Its medicinal properties make ginger mint useful for treating or preventing ailments like:
- Irritable bowel syndrome (IBS): The essential oil from mints like ginger mint provides relief from IBS symptoms.
- Poor digestion: Mint may help to increase bile production, which helps to speed up digestion.
Note that ginger mint is not recommended for pregnant women as it could cause them to miscarry.

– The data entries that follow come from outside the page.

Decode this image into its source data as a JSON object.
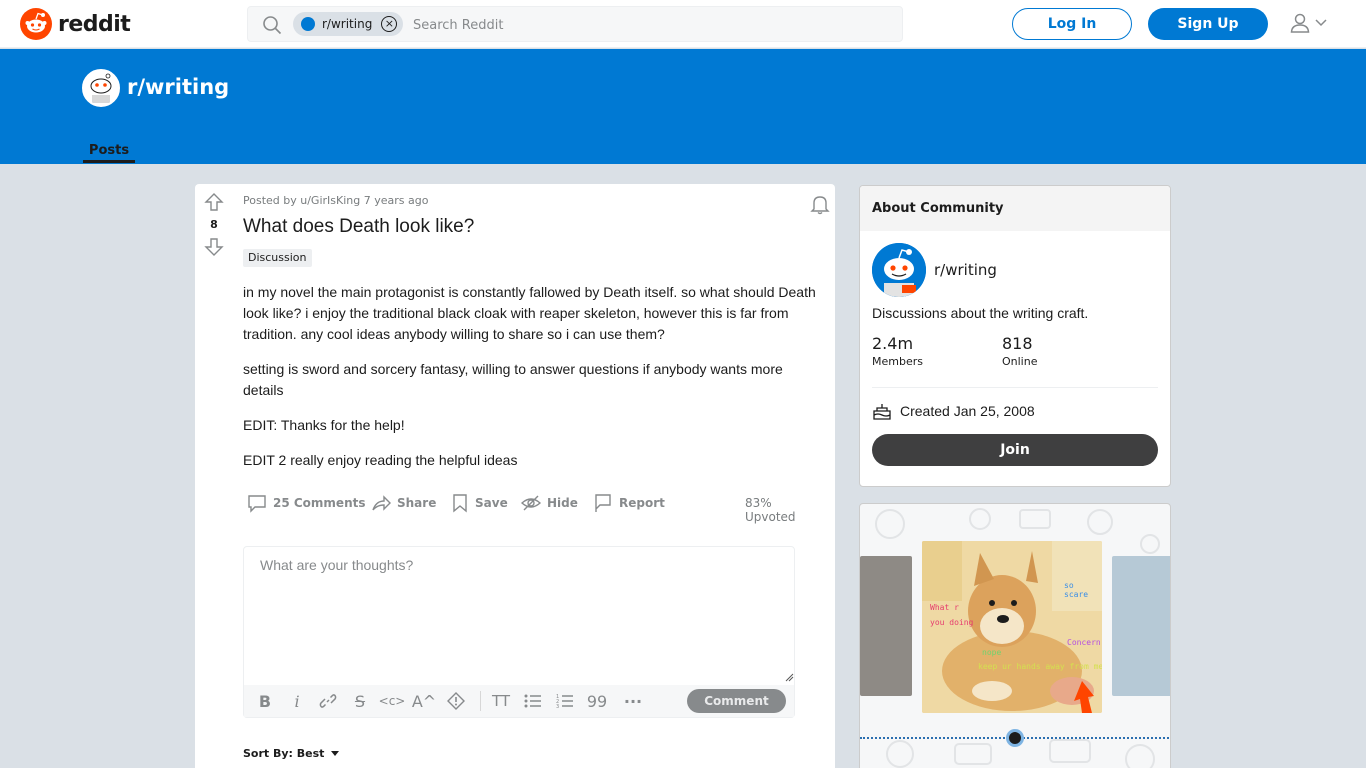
{
  "header": {
    "brand": "reddit",
    "search_chip": "r/writing",
    "search_placeholder": "Search Reddit",
    "login_label": "Log In",
    "signup_label": "Sign Up"
  },
  "banner": {
    "subreddit": "r/writing",
    "tab_posts": "Posts"
  },
  "post": {
    "votes": "8",
    "meta": "Posted by u/GirIsKing 7 years ago",
    "title": "What does Death look like?",
    "flair": "Discussion",
    "body": [
      "in my novel the main protagonist is constantly fallowed by Death itself. so what should Death look like? i enjoy the traditional black cloak with reaper skeleton, however this is far from tradition. any cool ideas anybody willing to share so i can use them?",
      "setting is sword and sorcery fantasy, willing to answer questions if anybody wants more details",
      "EDIT: Thanks for the help!",
      "EDIT 2 really enjoy reading the helpful ideas"
    ],
    "actions": {
      "comments": "25 Comments",
      "share": "Share",
      "save": "Save",
      "hide": "Hide",
      "report": "Report"
    },
    "upvoted": "83% Upvoted",
    "comment_placeholder": "What are your thoughts?",
    "comment_button": "Comment",
    "sort_by": "Sort By: Best"
  },
  "about": {
    "heading": "About Community",
    "name": "r/writing",
    "description": "Discussions about the writing craft.",
    "members_count": "2.4m",
    "members_label": "Members",
    "online_count": "818",
    "online_label": "Online",
    "created": "Created Jan 25, 2008",
    "join_label": "Join"
  },
  "promo": {
    "meme_lines": [
      "so scare",
      "What r",
      "you doing",
      "nope",
      "Concern",
      "keep ur hands away from me"
    ]
  },
  "colors": {
    "brand_orange": "#ff4500",
    "primary_blue": "#0079d3",
    "join_dark": "#3f3f40"
  }
}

You can use ginger mint in the dishes that require the more common mint varieties. Use it to make jams, jellies and sauces. It is a great tea herb and its ginger notes make it a particularly good accompaniment for raw fruit and vegetables. Add it to fruit or vegetable salads or use it to give a fresh, herbaceous flavor to tomatoes. Its flavor can complement proteins as well and it is often used in fish dishes. Vietnamese cooks use it as a seasoning for pho, the beef noodle soup. Ginger mint’s essential oil is used as a flavoring for chewing gum and it is one of the three mint oils that are used to flavor toothpaste.